We always wanted a big family, I have three brothers and my wife has two brothers and two sisters, so we were used to a full house.
As soon as we got married we went right to work and a couple of weeks later my wife was already pregnant with our first child.
Our baby girl was born about eight and a half months later, a little premature but nothing to worry about. She was extremely calm and easy, never cried, ate well, slept for ten hours straight from the very first night.
So obviously, we soon started trying again for a second, and again my wife got pregnant very quickly.
Our second baby girl was born prematurely as well but was as easy as our first one who was almost one year old by now. She also slept throughout the night, never cried and ate well.
Family members and friends with kids all commented on how lucky we were and how jealous they were that our babies were so easy.
We should have counted or blessings and stopped there, but we wanted a big family and everything was going so well, so we started trying for a third.

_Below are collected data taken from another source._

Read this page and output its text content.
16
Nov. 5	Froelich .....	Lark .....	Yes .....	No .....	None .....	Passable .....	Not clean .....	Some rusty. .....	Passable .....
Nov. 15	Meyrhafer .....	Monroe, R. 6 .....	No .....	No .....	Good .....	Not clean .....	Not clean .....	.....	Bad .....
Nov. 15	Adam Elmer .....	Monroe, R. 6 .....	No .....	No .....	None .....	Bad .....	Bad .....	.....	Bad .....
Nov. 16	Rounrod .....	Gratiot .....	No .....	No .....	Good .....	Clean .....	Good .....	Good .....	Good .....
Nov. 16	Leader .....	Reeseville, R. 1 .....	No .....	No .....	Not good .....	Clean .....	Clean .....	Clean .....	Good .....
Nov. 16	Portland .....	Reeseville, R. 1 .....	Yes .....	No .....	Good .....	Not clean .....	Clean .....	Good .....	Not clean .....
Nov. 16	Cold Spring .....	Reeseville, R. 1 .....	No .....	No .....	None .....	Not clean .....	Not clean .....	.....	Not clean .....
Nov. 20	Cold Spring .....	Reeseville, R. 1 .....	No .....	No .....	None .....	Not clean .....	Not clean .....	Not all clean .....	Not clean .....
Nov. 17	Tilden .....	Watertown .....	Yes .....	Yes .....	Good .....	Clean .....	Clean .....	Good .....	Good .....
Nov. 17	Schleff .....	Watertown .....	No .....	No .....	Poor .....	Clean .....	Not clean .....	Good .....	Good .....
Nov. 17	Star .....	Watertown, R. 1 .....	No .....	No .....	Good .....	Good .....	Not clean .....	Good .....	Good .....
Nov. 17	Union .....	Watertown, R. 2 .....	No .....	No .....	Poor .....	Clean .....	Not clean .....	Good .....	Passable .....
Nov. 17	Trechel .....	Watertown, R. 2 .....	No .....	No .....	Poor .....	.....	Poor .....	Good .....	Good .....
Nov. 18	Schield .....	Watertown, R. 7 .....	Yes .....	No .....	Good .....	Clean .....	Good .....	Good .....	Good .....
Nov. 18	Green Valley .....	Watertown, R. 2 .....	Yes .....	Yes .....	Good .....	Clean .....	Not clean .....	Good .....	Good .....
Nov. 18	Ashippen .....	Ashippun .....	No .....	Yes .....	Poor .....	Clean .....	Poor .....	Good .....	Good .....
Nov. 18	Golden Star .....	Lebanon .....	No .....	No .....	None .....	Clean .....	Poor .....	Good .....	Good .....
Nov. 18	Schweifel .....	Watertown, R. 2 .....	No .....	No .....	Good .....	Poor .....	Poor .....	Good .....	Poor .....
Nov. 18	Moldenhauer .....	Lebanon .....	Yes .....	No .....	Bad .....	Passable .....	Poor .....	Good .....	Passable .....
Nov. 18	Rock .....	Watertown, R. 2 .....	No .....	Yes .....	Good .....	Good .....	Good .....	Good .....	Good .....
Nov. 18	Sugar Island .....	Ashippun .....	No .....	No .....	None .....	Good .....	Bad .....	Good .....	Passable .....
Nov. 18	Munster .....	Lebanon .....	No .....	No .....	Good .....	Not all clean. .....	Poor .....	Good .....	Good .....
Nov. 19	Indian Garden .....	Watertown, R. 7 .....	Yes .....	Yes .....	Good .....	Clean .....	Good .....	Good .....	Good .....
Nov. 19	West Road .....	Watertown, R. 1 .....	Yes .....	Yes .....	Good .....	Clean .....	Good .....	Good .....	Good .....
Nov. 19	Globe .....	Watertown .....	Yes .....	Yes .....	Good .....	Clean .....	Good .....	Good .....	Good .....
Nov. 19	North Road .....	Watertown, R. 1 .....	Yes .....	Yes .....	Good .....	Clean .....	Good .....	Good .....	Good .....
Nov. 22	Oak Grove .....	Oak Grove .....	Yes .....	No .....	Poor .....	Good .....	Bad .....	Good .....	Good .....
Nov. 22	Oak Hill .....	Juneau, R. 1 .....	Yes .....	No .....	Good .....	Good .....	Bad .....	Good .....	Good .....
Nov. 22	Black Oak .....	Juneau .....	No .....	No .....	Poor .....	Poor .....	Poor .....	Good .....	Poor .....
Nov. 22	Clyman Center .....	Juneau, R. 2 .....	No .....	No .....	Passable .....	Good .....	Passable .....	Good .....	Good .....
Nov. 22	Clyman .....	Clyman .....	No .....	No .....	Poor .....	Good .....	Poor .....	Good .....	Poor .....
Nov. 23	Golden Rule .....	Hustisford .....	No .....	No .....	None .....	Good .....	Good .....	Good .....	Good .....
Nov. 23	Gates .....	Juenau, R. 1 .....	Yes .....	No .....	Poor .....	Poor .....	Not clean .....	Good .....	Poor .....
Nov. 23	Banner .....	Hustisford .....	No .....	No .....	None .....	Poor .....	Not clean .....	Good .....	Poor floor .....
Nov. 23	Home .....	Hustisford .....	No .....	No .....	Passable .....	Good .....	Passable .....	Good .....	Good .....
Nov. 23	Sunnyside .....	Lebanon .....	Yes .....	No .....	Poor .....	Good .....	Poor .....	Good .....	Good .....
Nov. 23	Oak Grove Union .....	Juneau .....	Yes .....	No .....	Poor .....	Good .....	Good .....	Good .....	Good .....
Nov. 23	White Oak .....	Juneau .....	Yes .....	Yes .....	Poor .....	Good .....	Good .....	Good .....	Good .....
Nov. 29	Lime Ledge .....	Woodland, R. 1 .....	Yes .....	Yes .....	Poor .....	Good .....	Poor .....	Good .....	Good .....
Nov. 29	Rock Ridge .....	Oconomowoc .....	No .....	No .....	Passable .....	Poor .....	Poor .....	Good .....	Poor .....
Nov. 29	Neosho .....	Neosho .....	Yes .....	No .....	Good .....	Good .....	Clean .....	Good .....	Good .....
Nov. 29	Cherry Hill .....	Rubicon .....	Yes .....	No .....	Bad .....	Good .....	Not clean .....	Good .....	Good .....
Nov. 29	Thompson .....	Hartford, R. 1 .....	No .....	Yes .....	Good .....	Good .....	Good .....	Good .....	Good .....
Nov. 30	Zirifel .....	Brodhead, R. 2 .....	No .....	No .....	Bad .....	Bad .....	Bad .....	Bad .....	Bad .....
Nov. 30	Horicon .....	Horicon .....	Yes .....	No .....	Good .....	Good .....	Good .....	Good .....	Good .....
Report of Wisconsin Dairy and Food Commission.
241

Immediately things were different, it took a long time for my wife to get pregnant, almost a full year, we were just about to undergo IVF treatment when my wife surprised me one day with a positive pregnancy test.
Her pregnancy was nothing like before, with the other two it had been effortless, almost no inconvenience up until the last week or so, but this time it was painful, and grueling. We assumed it was because by this time she was a bit older and her body had already been through a lot.
Seven months in she couldn’t do anything but lay in bed anymore, her belly already looked like it was going to pop even though she still had two months to go. I comforted her and told her that the other two both came early, so this one would as well.
It didn’t, three weeks after the due date the doctor had had enough and decided to do a C-section to get it out. In the hospital everything seemed fine: a healthy, beautiful baby boy. My wife was smiling again, after months of agony, and we looked forward to a happy life with the 5 of us.
It all changed when we got home. The very first night he woke up crying.
I smiled and said: “Well, I guess we’re going to go through some sleepless nights after all. I got this, honey, you’ve done enough already”.
My wife turned around and was already back a sleep when I walked into the baby’s room.
I turned on the lights and immediately cried out in horror.
It wasn’t the baby that was crying, it was our cat, its head stuck between the bars of the crib, except there wasn’t much of the head left. Our baby was in the middle of eating the skin of its face.
I immediately took him out, the cat’s head slumping down and hanging by the side of the crib.
“No, no, no” I yelled, “what did you do?”
He just smiled and licked his blood soaked lips.
After that, he got a taste for blood. He wouldn’t drink any milk or eat anything else. He started to hunt for flies and spiders around the house and eat them, giggling while tearing off their legs. When friends came over with their small dog, we were just able to pull him off as he was about to bite it.
We went to a doctor and asked him about the biting, we didn’t dare mention the cat incident. He brushed it off as normal baby behavior while teething, but to us, it was pretty clear that this was something else, we unconsciously started referring to him as “it”.
It would be playing outside and if we lost sight of it for just a minute it would be in our neighbors’ yard, eating their chickens. The next day, they would tell us about how they thought a fox had eaten them, and we would play along.
We almost accepted it, we started giving it raw meat to eat and that would calm it down.
Until one day I heard my oldest daughter cry out from upstairs, I ran up as quick as I could and there it was with its jaw locked on her arm, like a Pitbull. That’s the story we went with when we took her to the hospital: the dog did it. When we got home, I decided that enough was enough, we needed a solution. The only thing I could come up with was to lock it in the basement.
My wife cried for days, pleading me to let it stay with us, but it was just too dangerous. Every day I would open the door when it was sleeping and put down some raw, whole chickens, blood and all, bought directly from a chicken farm, and it would devour them.
We did this for over a year. A week ago I had a work meeting that ran late, I hadn’t fed it yet. On the way home I already got a bad feeling. I told my wife not to feed it, that I would do it when I got home.
I walked through the door and yelled: “Hello”.
No response, all I could hear from the hallway was a gurgling sound. I walked into the living room and there it was, on the carpet, feasting on the neck of our youngest daughter.
My wife and oldest daughter’s lifeless bodies lay discarded on the coach. It looked at me with bloodshot eyes, a grin almost as wide as its face. It started towards me, but I quickly ran to the hallway and grabbed a bat from behind the door. Just as it jumped for me, I turned around and hit it square in the temple. It fell to the floor, twitching. I didn’t hesitate and clubbed it to death.
Nobody will ever believe me, so the only thing I could do is bury them out in the woods and submit a missing person’s case for all four. The police organized a huge search party, and I walked along, looking for my dead family and the thing that I once considered my son.